A team of UC Berkeley researchers announced Monday new findings on the functions of the genome editing technology, CRISPR, as well as the potential for a related RNA-cutting enzyme.
The study, published in Nature, biochemically characterized a new family of C2c2 — an RNA-guided and RNA-cutting enzyme — that targets RNA instead of DNA. The researchers’ work raised questions regarding the enzymes’ dual RNA cleavage activities at the molecular level and examined the potential role for C2c2 within its native context in bacteria.
“We demonstrate that C2c2 can be used (as) a novel RNA detection device that may be useful as a low-cost diagnostic,” said Mitchell O’Connell, co-author of the paper and a postdoctoral fellow at UC Berkeley’s Doudna Lab. “C2c2 might also prove useful as a means to bind and/or isolate specific RNAs, which will be useful for the RNA and synthetic biology community as tools to help understand the roles of RNA in biology,” he added in an email.
According to O’Connell, the two distinct RNA cutting activities each have their own function. While one activity produces guide RNAs that allow the protein to target specific RNA molecules, the other functions as a cleaver that destroys nearby RNAs.
CRISPR-based technologies are in development for use in diagnosing disease, biomedical treatment and agriculture, according to Megan Hochstrasser, scientific communications manager for the campus Innovative Genomics Initiative.
“This study is yet another piece of evidence that studying basic biology provides not only a deeper understanding of the fascinating natural world, but also gives us valuable tools that can help both humanity and the environment,” Hochstrasser said in an email.
Alexandra Seletsky, co-author of the paper and campus graduate student at the Doudna Lab, has been working on this “whirlwind project” for approximately eight months. Seletsky said the research describes a new class of proteins that comes from the same bacterial pathways as Cas9, but with a major difference in that it targets RNA rather than DNA.

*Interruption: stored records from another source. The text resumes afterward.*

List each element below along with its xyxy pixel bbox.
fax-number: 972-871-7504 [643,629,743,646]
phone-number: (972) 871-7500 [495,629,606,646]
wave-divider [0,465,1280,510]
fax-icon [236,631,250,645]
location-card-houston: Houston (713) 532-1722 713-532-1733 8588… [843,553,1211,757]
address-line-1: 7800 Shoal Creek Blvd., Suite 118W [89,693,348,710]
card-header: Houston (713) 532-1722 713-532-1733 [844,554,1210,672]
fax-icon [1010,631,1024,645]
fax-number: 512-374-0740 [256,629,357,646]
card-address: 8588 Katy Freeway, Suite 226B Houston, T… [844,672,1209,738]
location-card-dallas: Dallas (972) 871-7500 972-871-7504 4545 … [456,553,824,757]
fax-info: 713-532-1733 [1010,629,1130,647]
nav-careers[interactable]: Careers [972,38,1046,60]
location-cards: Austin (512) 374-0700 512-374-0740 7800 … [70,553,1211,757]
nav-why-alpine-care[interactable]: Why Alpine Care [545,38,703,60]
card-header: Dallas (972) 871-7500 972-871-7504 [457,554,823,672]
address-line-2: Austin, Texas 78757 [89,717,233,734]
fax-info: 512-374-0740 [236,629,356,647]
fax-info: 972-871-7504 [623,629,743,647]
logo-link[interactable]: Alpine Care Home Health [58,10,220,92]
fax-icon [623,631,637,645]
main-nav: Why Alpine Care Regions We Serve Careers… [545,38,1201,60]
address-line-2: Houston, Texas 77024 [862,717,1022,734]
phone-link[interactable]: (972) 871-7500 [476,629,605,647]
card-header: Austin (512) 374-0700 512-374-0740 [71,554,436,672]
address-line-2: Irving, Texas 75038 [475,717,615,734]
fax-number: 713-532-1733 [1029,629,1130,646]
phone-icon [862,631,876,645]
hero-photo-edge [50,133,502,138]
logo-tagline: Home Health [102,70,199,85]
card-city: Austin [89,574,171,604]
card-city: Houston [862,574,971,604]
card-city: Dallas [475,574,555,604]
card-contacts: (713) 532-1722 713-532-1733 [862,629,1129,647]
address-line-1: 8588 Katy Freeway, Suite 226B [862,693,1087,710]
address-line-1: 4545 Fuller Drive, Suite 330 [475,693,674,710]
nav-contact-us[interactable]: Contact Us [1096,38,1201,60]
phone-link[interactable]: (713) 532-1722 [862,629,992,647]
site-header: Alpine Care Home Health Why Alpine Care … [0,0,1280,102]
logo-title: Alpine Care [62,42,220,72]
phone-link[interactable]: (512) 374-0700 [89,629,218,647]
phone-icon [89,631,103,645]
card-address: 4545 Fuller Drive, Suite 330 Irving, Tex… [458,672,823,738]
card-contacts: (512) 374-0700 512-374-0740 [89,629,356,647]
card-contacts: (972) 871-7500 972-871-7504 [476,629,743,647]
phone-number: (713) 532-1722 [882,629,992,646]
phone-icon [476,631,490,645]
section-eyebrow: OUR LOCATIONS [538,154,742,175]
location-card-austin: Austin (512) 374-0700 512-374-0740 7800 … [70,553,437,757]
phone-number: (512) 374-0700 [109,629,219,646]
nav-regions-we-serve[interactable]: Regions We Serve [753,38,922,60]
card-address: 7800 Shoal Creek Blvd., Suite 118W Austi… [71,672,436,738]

“One of the appeals of joining Jennifer (Doudna)’s lab for me was being surrounded by this cutting edge science,” Seletsky said. “(At the lab) we hope to further explore the protein family with the hopes of finding other useful properties.”
The new study was a testament to the “amazing powers of natural selection to bring into life nano-machines we wouldn’t have dreamed of,” said Michael Botchan, campus interim dean of biological sciences, in an email. Botchan is not affiliated with the study.

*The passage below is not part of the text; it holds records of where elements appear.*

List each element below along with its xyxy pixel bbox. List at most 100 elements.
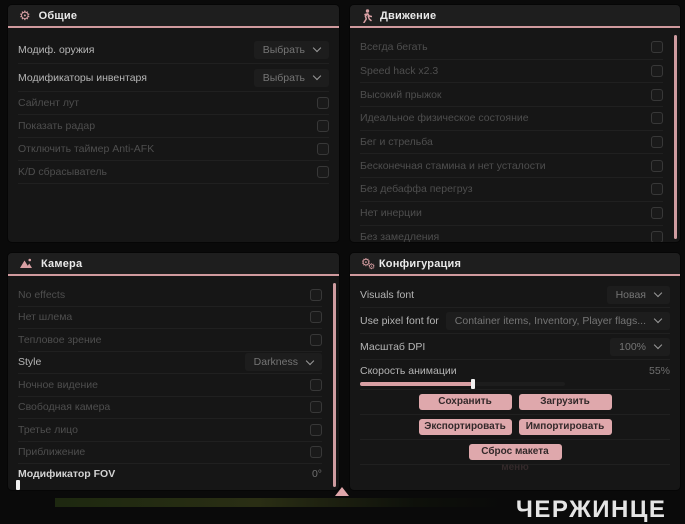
dropdown[interactable]: 100% [610,337,670,356]
checkbox-label: No effects [18,288,66,301]
export-button[interactable]: Экспортировать [418,418,512,436]
scrollbar[interactable] [333,283,336,487]
checkbox[interactable] [310,311,322,324]
slider-handle[interactable] [470,378,475,389]
checkbox-row: Нет шлема [18,307,322,329]
checkbox[interactable] [310,288,322,301]
slider-track[interactable] [16,480,223,490]
dropdown-value: Выбрать [262,43,305,56]
buttons-row: Сохранить Загрузить [360,390,670,415]
checkbox-label: K/D сбрасыватель [18,166,108,178]
dropdown[interactable]: Darkness [244,353,322,372]
checkbox-row: Сайлент лут [18,92,329,115]
panel-movement-body: Всегда бегать Speed hack x2.3 Высокий прыж… [350,28,680,242]
slider-value: 0° [311,468,322,480]
checkbox[interactable] [651,112,663,125]
checkbox[interactable] [310,446,322,459]
checkbox[interactable] [651,207,663,220]
dropdown-value: Новая [615,288,646,301]
dropdown-label: Style [18,356,42,369]
checkbox-label: Свободная камера [18,401,111,414]
chevron-down-icon [312,71,322,81]
dropdown-value: 100% [619,340,646,353]
panel-general-title: Общие [38,9,78,22]
dropdown[interactable]: Выбрать [253,40,329,59]
panel-general-header: ⚙ Общие [8,5,339,28]
slider-label: Модификатор FOV [18,468,116,480]
checkbox[interactable] [651,230,663,242]
gear-icon: ⚙ [19,8,31,23]
chevron-down-icon [653,340,663,350]
slider-fill [360,381,473,386]
checkbox[interactable] [317,143,329,155]
panel-camera-body: No effects Нет шлема Тепловое зрение Style D… [8,276,339,490]
dropdown[interactable]: Container items, Inventory, Player flags… [445,311,670,330]
checkbox-label: Всегда бегать [360,41,428,54]
checkbox[interactable] [651,136,663,149]
button-row: Сброс макета меню [360,443,670,473]
chevron-down-icon [312,43,322,53]
buttons-row: Экспортировать Импортировать [360,415,670,440]
panel-movement-title: Движение [380,9,437,22]
checkbox-label: Без дебаффа перегруз [360,183,473,196]
checkbox-label: Приближение [18,446,86,459]
dropdown[interactable]: Новая [606,285,670,304]
checkbox-label: Бесконечная стамина и нет усталости [360,159,546,172]
checkbox-label: Показать радар [18,120,96,132]
panel-config-title: Конфигурация [378,257,462,270]
dropdown[interactable]: Выбрать [253,68,329,87]
slider-row-top: Скорость анимации 55% [360,364,670,378]
checkbox[interactable] [651,65,663,78]
dropdown-value: Выбрать [262,71,305,84]
running-icon [361,8,372,23]
panel-config: ⚙ ⚙ Конфигурация Visuals font Новая Use pix… [350,253,680,490]
checkbox[interactable] [310,423,322,436]
panel-config-body: Visuals font Новая Use pixel font for Conta… [350,276,680,488]
scrollbar[interactable] [674,35,677,239]
checkbox-label: Идеальное физическое состояние [360,112,529,125]
slider-track[interactable] [360,378,565,389]
checkbox[interactable] [317,166,329,178]
background-glow [55,498,505,507]
dropdown-label: Visuals font [360,288,415,301]
checkbox[interactable] [317,120,329,132]
checkbox[interactable] [310,401,322,414]
fov-row: Модификатор FOV 0° [16,464,322,490]
checkbox-row: Идеальное физическое состояние [360,107,663,131]
reset-menu-layout-button[interactable]: Сброс макета меню [468,443,562,473]
dropdown-row: Модиф. оружия Выбрать [18,36,329,64]
dropdown-label: Масштаб DPI [360,340,426,353]
checkbox-label: Ночное видение [18,378,98,391]
checkbox-label: Нет инерции [360,207,422,220]
checkbox[interactable] [651,88,663,101]
checkbox-row: Speed hack x2.3 [360,60,663,84]
panel-general: ⚙ Общие Модиф. оружия Выбрать Модификаторы… [8,5,339,242]
dropdown-value: Container items, Inventory, Player flags… [454,314,646,327]
checkbox-label: Тепловое зрение [18,333,102,346]
checkbox-row: Отключить таймер Anti-AFK [18,138,329,161]
checkbox[interactable] [651,159,663,172]
checkbox[interactable] [651,41,663,54]
load-button[interactable]: Загрузить [518,393,612,411]
checkbox[interactable] [310,333,322,346]
slider-label: Скорость анимации [360,364,457,377]
checkbox-label: Speed hack x2.3 [360,65,439,78]
checkbox-row: Третье лицо [18,419,322,442]
dropdown-label: Use pixel font for [360,314,439,327]
dropdown-value: Darkness [253,356,298,369]
checkbox[interactable] [317,97,329,109]
slider-handle[interactable] [16,480,20,490]
image-icon [19,258,33,269]
checkbox[interactable] [310,378,322,391]
checkbox-label: Высокий прыжок [360,88,442,101]
checkbox-row: Приближение [18,442,322,464]
panel-movement-header: Движение [350,5,680,28]
panel-camera: Камера No effects Нет шлема Тепловое зрени… [8,253,339,490]
checkbox-row: Нет инерции [360,202,663,226]
import-button[interactable]: Импортировать [518,418,612,436]
save-button[interactable]: Сохранить [418,393,512,411]
checkbox-row: Свободная камера [18,397,322,419]
panel-camera-header: Камера [8,253,339,276]
checkbox[interactable] [651,183,663,196]
chevron-down-icon [305,356,315,365]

“The basic science as always brings more questions, mark my words,” Botchan said in an email. “For sure this new finding will be exploited at light speed to create RNA diagnostics that will have amazing sensitivity and specificity.”
Apart from Doudna, Seletsky and O’Connell, the research team included campus professors Robert Tijan and Jamie Cate as well as Doudna Lab researchers Spencer Knight and David Burstein.